La France connait, depuis quelques jours, des émeutes dans de nombreuses villes, avec des dégâts spectaculaires. Un épisode qui sera vite oublié, et dont on ne tirera malheureusement pas les moindres enseignements, car il ne s’agit que d’une flambée de colère, non structurée, sans revendications ni leaders.

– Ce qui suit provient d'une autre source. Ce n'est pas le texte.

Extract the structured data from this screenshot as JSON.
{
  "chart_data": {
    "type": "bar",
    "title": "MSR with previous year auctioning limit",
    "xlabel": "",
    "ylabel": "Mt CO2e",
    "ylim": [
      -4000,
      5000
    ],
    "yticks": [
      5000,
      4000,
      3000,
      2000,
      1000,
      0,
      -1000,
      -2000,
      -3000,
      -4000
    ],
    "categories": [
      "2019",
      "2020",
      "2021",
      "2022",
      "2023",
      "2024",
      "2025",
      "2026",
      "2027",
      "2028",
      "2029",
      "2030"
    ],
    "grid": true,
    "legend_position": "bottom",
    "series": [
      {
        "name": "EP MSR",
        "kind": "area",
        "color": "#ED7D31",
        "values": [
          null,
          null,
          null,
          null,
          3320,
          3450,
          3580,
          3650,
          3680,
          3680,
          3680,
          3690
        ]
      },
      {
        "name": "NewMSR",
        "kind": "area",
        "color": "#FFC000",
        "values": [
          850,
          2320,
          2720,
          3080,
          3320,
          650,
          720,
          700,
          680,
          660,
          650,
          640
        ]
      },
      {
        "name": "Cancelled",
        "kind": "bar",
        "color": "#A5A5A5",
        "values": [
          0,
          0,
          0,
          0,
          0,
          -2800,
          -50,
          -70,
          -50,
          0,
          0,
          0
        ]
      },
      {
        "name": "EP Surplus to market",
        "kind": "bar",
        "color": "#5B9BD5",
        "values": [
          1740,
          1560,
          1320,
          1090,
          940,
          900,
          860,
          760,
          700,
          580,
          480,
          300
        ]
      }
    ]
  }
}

On est devant un exemple très classique, d’une explosion sociale venue d’une population très identifiée, les jeunes des quartiers de banlieue. Ils expriment, de manière violente, leur colère face à un fait divers, le meurtre d’un jeune de banlieue par un policier, qui est emblématique de ce qu’ils vivent, et estiment injuste. Sur le fond, ils n’ont pas tort, le sort réservé aux banlieues et à leurs populations ne font pas honneur à la République, et l’actuel chef de l’Etat semble s’en désintéresser complètement (pour rester poli).

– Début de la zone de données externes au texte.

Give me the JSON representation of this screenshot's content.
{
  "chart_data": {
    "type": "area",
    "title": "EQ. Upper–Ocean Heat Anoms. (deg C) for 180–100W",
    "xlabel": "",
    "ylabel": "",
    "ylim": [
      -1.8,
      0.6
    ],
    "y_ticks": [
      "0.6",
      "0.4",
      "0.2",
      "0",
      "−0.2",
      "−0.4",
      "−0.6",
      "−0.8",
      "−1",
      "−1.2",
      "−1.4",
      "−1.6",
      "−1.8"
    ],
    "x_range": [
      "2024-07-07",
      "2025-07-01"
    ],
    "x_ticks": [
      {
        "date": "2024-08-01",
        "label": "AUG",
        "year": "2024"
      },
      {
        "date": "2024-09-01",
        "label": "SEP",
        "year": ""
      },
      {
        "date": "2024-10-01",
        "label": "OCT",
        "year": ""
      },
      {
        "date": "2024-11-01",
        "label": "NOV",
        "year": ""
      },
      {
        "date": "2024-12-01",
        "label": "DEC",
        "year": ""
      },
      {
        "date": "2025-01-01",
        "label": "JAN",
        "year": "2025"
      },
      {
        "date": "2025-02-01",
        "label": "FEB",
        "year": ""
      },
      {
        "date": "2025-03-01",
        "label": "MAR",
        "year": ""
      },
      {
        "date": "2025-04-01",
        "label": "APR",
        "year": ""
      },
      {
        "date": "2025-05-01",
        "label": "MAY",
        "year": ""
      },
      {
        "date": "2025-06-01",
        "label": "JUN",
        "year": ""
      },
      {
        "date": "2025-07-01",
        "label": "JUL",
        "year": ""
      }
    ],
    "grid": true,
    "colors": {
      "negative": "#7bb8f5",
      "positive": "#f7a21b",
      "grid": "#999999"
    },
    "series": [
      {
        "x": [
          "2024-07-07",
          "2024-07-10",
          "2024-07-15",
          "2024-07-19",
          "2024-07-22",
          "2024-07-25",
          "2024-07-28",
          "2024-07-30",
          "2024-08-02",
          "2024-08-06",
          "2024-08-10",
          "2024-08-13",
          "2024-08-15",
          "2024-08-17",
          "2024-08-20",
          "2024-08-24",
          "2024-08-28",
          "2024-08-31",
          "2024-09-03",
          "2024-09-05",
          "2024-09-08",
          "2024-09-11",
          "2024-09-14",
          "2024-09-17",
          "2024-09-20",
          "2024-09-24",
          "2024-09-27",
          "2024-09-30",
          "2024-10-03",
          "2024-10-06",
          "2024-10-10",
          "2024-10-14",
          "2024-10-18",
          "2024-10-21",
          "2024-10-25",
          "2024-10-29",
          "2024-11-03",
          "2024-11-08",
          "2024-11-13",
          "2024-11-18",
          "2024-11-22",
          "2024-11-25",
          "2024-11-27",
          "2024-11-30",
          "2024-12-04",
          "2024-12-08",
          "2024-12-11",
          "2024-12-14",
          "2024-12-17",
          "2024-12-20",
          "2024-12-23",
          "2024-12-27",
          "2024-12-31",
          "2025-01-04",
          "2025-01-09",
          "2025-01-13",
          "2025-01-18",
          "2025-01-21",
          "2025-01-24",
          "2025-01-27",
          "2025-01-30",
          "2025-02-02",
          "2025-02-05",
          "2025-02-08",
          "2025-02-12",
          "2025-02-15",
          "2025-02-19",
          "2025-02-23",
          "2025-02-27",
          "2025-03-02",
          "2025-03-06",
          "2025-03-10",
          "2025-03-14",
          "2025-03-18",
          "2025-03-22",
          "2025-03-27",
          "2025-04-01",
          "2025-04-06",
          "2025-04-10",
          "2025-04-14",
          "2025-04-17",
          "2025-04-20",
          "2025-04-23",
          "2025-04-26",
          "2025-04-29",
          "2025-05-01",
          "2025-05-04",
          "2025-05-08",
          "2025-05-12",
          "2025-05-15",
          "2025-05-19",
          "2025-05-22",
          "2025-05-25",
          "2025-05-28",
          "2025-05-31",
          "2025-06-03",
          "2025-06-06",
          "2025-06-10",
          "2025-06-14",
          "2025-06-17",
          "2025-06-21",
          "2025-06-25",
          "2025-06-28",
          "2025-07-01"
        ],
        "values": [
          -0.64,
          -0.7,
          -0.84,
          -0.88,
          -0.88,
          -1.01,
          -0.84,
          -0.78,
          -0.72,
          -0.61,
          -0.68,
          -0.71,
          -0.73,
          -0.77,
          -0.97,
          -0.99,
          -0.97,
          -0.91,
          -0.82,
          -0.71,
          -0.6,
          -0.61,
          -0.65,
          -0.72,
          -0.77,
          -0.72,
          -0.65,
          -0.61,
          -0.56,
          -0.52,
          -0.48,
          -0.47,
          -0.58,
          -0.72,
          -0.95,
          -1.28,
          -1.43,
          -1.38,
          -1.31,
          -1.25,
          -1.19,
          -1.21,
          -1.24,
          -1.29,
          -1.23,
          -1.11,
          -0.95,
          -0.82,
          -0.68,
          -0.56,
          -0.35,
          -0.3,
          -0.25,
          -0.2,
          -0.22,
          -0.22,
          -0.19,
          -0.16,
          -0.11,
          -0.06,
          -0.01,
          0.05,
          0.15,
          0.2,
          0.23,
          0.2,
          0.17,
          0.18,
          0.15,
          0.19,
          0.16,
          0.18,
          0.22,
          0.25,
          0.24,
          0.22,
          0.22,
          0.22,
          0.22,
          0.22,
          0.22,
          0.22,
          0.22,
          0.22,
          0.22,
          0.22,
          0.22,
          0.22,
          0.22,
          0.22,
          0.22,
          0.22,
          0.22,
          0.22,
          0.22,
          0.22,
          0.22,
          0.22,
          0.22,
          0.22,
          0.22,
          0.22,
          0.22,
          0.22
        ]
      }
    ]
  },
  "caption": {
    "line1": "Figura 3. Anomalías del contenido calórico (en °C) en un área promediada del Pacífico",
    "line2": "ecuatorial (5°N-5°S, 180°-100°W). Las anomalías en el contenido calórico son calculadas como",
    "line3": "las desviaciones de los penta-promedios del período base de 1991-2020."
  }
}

Devant de tels ghettos, cumulant tous les handicaps, il est compréhensible (mais regrettable également) que des jeunes, constatant le décalage entre la promesse républicaine, et leur vécu, expriment leur désarroi en attaquant les symboles et lieux du pouvoir qui sont à leur portée. Ils le font d’une manière désordonnée et violente, avec au passage des pillages de commerces très opportunistes. Cela leur assure une forte visibilité médiatique, mais tel un feu de paille, il va s’éteindre vite, car ils ne sont absolument pas structurés pour entrer en négociation avec le pouvoir politique. Ils n’obtiendront donc rien et tout continuera comme avant. Et c’est là que le bât blesse, car on perd une occasion de faire un bilan de ce qui ne va pas, et d’entendre ce qui est un cri de détresse d’une partie de la population.

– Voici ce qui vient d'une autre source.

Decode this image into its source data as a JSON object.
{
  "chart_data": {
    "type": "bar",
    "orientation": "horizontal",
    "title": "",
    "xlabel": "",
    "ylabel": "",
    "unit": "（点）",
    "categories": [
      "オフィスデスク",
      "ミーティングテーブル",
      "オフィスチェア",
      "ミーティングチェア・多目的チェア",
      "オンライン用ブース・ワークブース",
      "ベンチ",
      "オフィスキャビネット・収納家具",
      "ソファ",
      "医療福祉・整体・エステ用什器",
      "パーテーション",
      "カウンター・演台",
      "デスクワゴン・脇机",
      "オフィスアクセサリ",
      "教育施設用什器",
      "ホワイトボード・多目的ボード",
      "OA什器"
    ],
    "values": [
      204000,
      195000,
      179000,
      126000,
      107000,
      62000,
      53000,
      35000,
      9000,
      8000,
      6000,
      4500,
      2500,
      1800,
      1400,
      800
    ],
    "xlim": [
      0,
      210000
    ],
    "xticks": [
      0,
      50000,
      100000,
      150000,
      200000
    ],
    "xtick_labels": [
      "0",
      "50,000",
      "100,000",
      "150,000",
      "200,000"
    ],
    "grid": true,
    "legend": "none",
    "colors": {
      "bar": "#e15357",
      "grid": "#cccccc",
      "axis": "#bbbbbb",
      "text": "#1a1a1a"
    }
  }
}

C’est dans ce moment là qu’on voit à quel point la classe politique est devenue minable. Le pouvoir en place ne cherche qu’à minimiser les faits, et faire cesser les émeutes, alternant la compassion pour les élus locaux, et le bâton, pour les émeutiers. L’objectif du gouvernement est qu’il y ait le moins de conséquences possibles à ces émeutes, et l’assume complètement. A droite, à part la surenchère sécuritaire (attendue de leur part), pas grand chose, sinon le même souhait que la majorité, de refermer la parenthèse aussi vite que possible, pour ne surtout pas poser les questions de fond du « pourquoi ».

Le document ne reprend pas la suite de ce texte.